I begged and pleaded with Josh to sleep upstairs in the spare bedroom right next to ours, but he flat-out refused and insisted on sleeping in his apartment (in the basement).  I was so worried.  What if he has to vomit again?  What if he can’t make it to the sink/toilet?  How will he come and get me if he needs me while he is getting sick?  What if he this, what if he that?  He just kept reassuring me…..”mom, I’ll be fine” AND he was!!  He made it through the entire intestinal bug without much, if any, help from us.  How very sad?!?  How very wonderful?!?  Such mixed emotions for me.  The question of……how would he take care of himself if he was sick and lived on his own……was answered without a single doubt left in my mind.  Josh answered that question loud and clear!

Throughout the rest of February and into March, he continued to be sick on and off.  He would recover from one bug and catch another.  This past week, his symptoms flared again and we brought him to see his ear, nose and throat doctor who diagnosed a pretty significant sinus infection.  He prescribed Josh an oral antibiotic and probiotics.  On the way home from the doctor’s office, Josh informed me, insisted, no more like demanded, that he was “going to keep my medicine downstairs and take it myself!!!!” 

Really, my kid is going to self-administer his own medication???  Could I trust him to do it the right way?  Well, we were about to find out!  We went over and over and over the “rules”.  Pretty easy dosing actually, one antibiotic and one probiotic around 7:00 a.m. and one of each again around 7:00 p.m.  My instructions were met with comments like, “well, I don’t know if I’ll be up at 7:00 in the morning, so whenever I get up, I will eat my breakfast and then take my pills.”  Seriously, how could I argue with his logic? 
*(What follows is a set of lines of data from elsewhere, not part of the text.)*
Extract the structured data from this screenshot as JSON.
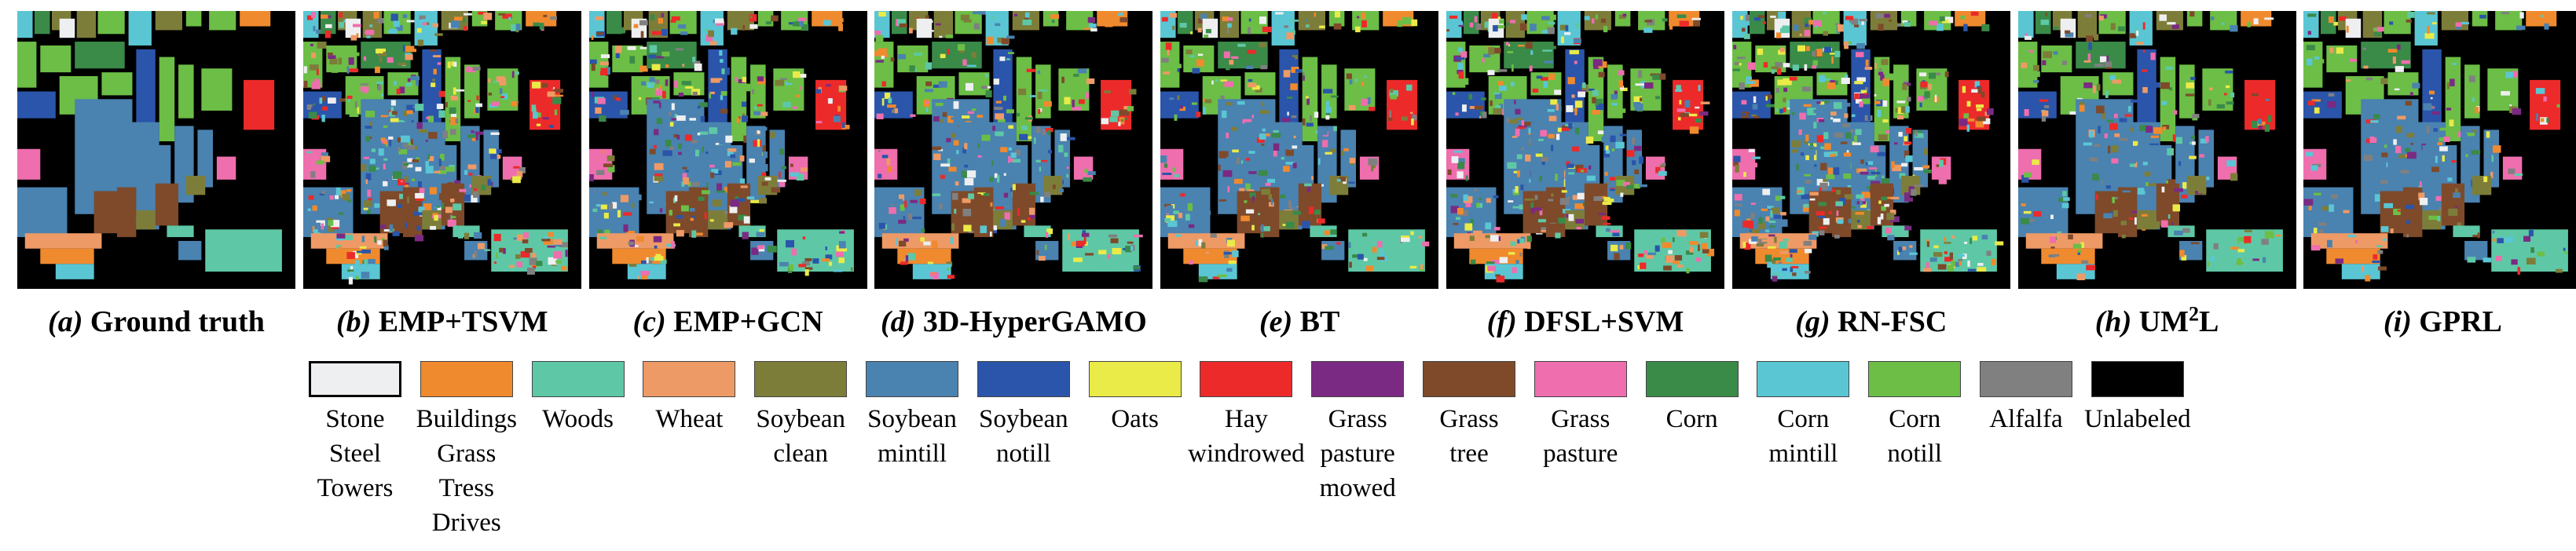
{
  "panels": [
    {
      "letter": "(a)",
      "title": "Ground truth"
    },
    {
      "letter": "(b)",
      "title": "EMP+TSVM"
    },
    {
      "letter": "(c)",
      "title": "EMP+GCN"
    },
    {
      "letter": "(d)",
      "title": "3D-HyperGAMO"
    },
    {
      "letter": "(e)",
      "title": "BT"
    },
    {
      "letter": "(f)",
      "title": "DFSL+SVM"
    },
    {
      "letter": "(g)",
      "title": "RN-FSC"
    },
    {
      "letter": "(h)",
      "title": "UM",
      "sup": "2",
      "title_suffix": "L"
    },
    {
      "letter": "(i)",
      "title": "GPRL"
    }
  ],
  "legend": [
    {
      "lines": [
        "Stone",
        "Steel",
        "Towers"
      ],
      "color": "#eeeff0"
    },
    {
      "lines": [
        "Buildings",
        "Grass",
        "Tress",
        "Drives"
      ],
      "color": "#f08a2e"
    },
    {
      "lines": [
        "Woods"
      ],
      "color": "#5ec8a6"
    },
    {
      "lines": [
        "Wheat"
      ],
      "color": "#ee9a66"
    },
    {
      "lines": [
        "Soybean",
        "clean"
      ],
      "color": "#7d7d3a"
    },
    {
      "lines": [
        "Soybean",
        "mintill"
      ],
      "color": "#4a82b0"
    },
    {
      "lines": [
        "Soybean",
        "notill"
      ],
      "color": "#2a55aa"
    },
    {
      "lines": [
        "Oats"
      ],
      "color": "#eaea48"
    },
    {
      "lines": [
        "Hay",
        "windrowed"
      ],
      "color": "#ec2a2a"
    },
    {
      "lines": [
        "Grass",
        "pasture",
        "mowed"
      ],
      "color": "#7a2a82"
    },
    {
      "lines": [
        "Grass",
        "tree"
      ],
      "color": "#7e4a2a"
    },
    {
      "lines": [
        "Grass",
        "pasture"
      ],
      "color": "#ee6eae"
    },
    {
      "lines": [
        "Corn"
      ],
      "color": "#3a8a48"
    },
    {
      "lines": [
        "Corn",
        "mintill"
      ],
      "color": "#5ac6d4"
    },
    {
      "lines": [
        "Corn",
        "notill"
      ],
      "color": "#6cbe46"
    },
    {
      "lines": [
        "Alfalfa"
      ],
      "color": "#808080"
    },
    {
      "lines": [
        "Unlabeled"
      ],
      "color": "#000000"
    }
  ]
}
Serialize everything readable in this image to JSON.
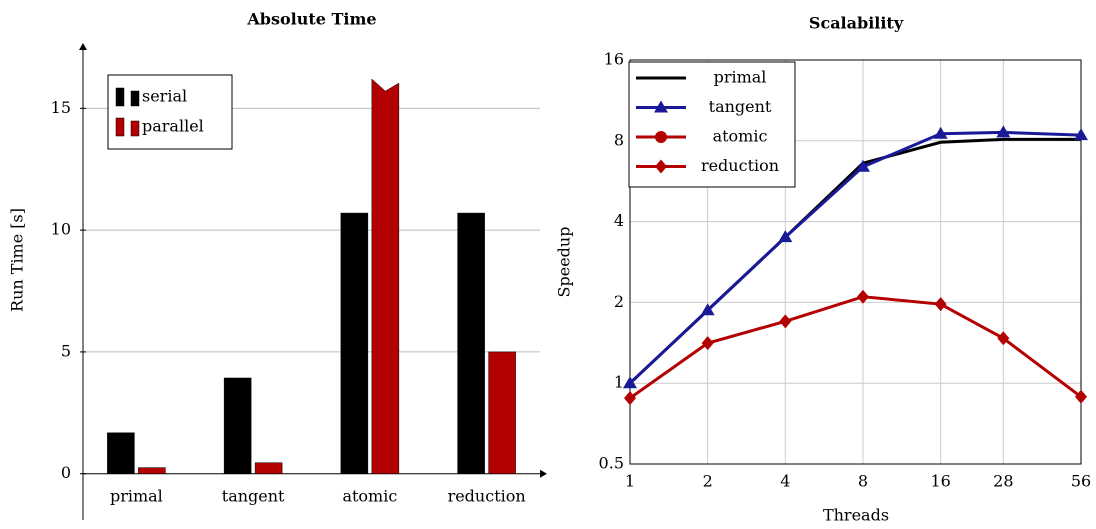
{
  "charts": [
    {
      "type": "bar",
      "title": "Absolute Time",
      "ylabel": "Run Time [s]",
      "categories": [
        "primal",
        "tangent",
        "atomic",
        "reduction"
      ],
      "series": [
        {
          "name": "serial",
          "color": "#000000",
          "values": [
            1.68,
            3.93,
            10.7,
            10.7
          ]
        },
        {
          "name": "parallel",
          "color": "#b30000",
          "values": [
            0.25,
            0.45,
            16.2,
            5.0
          ]
        }
      ],
      "ylim": [
        -1.9,
        17.6
      ],
      "yticks": [
        0,
        5,
        10,
        15
      ],
      "grid": true,
      "legend": "upper left"
    },
    {
      "type": "line",
      "title": "Scalability",
      "xlabel": "Threads",
      "ylabel": "Speedup",
      "x": [
        1,
        2,
        4,
        8,
        16,
        28,
        56
      ],
      "series": [
        {
          "name": "primal",
          "color": "#000000",
          "marker": "none",
          "values": [
            1.0,
            1.87,
            3.5,
            6.6,
            7.9,
            8.1,
            8.1
          ]
        },
        {
          "name": "tangent",
          "color": "#1a1a99",
          "marker": "triangle",
          "values": [
            1.0,
            1.87,
            3.5,
            6.4,
            8.5,
            8.6,
            8.4
          ]
        },
        {
          "name": "atomic",
          "color": "#b30000",
          "marker": "circle",
          "values": [
            null,
            null,
            null,
            null,
            null,
            null,
            null
          ]
        },
        {
          "name": "reduction",
          "color": "#b30000",
          "marker": "diamond",
          "values": [
            0.88,
            1.41,
            1.7,
            2.1,
            1.97,
            1.47,
            0.89
          ]
        }
      ],
      "xlim": [
        1,
        56
      ],
      "xticks": [
        1,
        2,
        4,
        8,
        16,
        28,
        56
      ],
      "ylim": [
        0.5,
        16
      ],
      "yticks": [
        0.5,
        1,
        2,
        4,
        8,
        16
      ],
      "xscale": "log",
      "yscale": "log",
      "grid": true,
      "legend": "upper left"
    }
  ]
}
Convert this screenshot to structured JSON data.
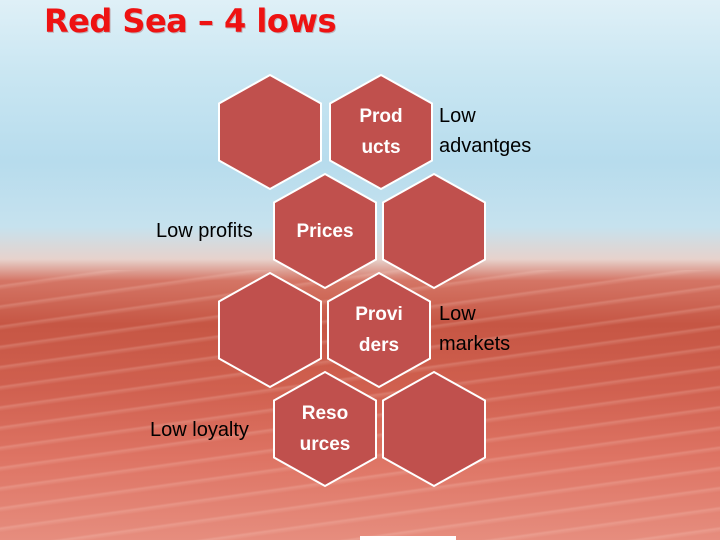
{
  "title": "Red Sea – 4 lows",
  "colors": {
    "hex_fill": "#c0504d",
    "hex_stroke": "#ffffff",
    "title": "#ee1212"
  },
  "hexagons": [
    {
      "label": ""
    },
    {
      "label": "Prod\nucts"
    },
    {
      "label": "Prices"
    },
    {
      "label": ""
    },
    {
      "label": ""
    },
    {
      "label": "Provi\nders"
    },
    {
      "label": "Reso\nurces"
    },
    {
      "label": ""
    }
  ],
  "side_labels": {
    "products": "Low\nadvantges",
    "prices": "Low profits",
    "providers": "Low\nmarkets",
    "resources": "Low loyalty"
  }
}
I don’t know if moms really ever get used to having to untie the apron strings, but I’ve been having to do it his entire life, one baby step at a time, and it never seems any easier, no matter what stage he’s in.

Josh is taking the wheel.  I’d love to tell all of you that he’s being nice about it and asking me politely to get in the passenger’s seat, but the reality is….he is taking the wheel and shoving me into the backseat, if he even lets me ride in the “car” with him at all and, in most cases, he does whatever is required to get to the same destination that I would have, just taking a different route. 

More and more every day, I can hear him in my imagination yelling at me with delight in his voice ”I’m driving now, buckle up, it might get bumpy, but it’s gonna be fun” and I really couldn’t agree more.  What a ride it has been so far, 18 years come and nearly gone ~ where has my baby gone?! 

I look forward to every new day that he puts a new demand on me to “let go ~ just a tiny bit more.”  I don’t feel like it’s going to be long before we are wishing him “safe travels” on the new road that he has discovered and demands to travel solo!